Il y a des jours où le poids de la vie se fait plus lourd, où l’obscurité peut nous décourager. Pensons-nous à lever les yeux vers Jésus Ressuscité, tout en nous souvenons que lui aussi est passé par la nuit obscure de l’agonie ?

 Nous sommes les disciples du Christ : c’est à dire que nous le regardons comme notre Maître et nous l’écoutons, comme le Père des cieux nous le demande.

Jésus est-il vraiment notre seul Maître ? Qui écoutons-nous habituellement ? (parfois ce que dit le Journal, comme si c’était La vérité ; nous écoutons tel « la di la fé », comme si c’était quelque chose de bon et de vrai ; nous écoutons tel personnage, dans un magasine, dans une émission radio,  comme si ce qu’il disait était parole d’évangile.) Écouter notre Maître, c’est prendre au sérieux sa parole. C’est prendre au sérieux l’enseignement de l’Église. C’est discerner dans l’Esprit-Saint ce qui est bon, ce qui est vrai, dans tout ce qui se dit, dans tout ce qui se fait. Comment sommes-nous à l’écoute de notre Maître, le Seigneur Jésus ?

 

ENSEMBLE PRIONS

Chant : Toi qui es lumière (Carnet paroissial p.151)

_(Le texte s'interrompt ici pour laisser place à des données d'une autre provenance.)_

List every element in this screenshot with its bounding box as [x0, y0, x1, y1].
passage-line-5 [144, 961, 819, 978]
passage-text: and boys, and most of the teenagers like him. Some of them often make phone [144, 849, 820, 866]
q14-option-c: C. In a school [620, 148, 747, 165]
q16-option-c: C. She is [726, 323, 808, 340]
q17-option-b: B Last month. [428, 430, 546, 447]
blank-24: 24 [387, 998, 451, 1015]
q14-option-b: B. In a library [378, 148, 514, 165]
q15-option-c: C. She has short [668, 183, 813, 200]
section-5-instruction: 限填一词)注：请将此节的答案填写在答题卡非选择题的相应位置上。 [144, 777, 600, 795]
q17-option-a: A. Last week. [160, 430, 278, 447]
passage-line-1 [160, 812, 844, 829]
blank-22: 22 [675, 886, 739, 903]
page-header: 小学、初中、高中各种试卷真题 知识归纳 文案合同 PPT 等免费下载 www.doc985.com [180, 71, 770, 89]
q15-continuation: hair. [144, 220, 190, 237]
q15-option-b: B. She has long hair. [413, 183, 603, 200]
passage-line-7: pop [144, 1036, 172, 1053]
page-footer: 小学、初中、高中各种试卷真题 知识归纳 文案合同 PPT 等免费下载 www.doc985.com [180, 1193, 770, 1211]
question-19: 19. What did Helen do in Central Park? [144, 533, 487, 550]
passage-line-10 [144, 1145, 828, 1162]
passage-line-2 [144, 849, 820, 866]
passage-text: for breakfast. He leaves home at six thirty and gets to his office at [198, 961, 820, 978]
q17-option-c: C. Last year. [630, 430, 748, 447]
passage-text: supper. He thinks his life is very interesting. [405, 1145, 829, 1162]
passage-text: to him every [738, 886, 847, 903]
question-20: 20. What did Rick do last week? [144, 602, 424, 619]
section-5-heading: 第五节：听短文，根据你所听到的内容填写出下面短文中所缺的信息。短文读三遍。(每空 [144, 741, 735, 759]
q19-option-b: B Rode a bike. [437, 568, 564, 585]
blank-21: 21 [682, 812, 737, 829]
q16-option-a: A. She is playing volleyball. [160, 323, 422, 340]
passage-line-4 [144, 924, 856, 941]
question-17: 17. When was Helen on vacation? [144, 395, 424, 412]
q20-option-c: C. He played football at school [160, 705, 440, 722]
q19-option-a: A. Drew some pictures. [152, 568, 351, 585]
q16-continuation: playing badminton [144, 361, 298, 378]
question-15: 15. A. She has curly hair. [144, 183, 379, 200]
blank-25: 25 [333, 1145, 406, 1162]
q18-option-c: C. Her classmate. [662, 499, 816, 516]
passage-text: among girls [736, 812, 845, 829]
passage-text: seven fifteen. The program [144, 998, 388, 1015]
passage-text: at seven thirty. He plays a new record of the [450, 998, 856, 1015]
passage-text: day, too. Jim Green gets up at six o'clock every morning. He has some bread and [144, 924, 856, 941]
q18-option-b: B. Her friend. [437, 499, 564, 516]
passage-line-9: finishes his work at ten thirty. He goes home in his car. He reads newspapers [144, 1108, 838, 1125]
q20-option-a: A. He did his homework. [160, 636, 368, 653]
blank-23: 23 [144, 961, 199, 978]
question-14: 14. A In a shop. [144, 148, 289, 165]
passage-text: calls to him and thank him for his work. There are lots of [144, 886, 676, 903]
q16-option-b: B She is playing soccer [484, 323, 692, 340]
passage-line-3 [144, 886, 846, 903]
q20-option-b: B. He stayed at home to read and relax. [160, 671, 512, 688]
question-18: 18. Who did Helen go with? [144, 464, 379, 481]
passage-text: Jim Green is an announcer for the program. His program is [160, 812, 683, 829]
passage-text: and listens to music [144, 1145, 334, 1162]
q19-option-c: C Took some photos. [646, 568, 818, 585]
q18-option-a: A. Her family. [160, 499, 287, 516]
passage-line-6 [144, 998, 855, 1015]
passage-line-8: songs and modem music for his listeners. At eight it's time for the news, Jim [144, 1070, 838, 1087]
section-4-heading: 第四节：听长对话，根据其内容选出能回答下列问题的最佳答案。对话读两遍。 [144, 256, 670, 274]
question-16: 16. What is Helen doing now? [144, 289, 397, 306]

O Christ, merveilleusement transfiguré devant tes disciples, nous te prions :

Tous : Éclaire notre nuit, nous t’en prions.

Avant de mourir sur la croix, tu as manifesté à tes disciples la gloire de ta résurrection : Que la joie de ta victoire transfigure ton Église.

Tu as pris avec toi Pierre, Jacques et Jean et tu les as conduis sur la montagne :

Que tous le croyants soient prêts à rendre compte de l’espérance de la Résurrection. Tu veux rendre nos corps de misère semblables à ton corps de gloire : Fais grandir en nous la foi en notre propre résurrection.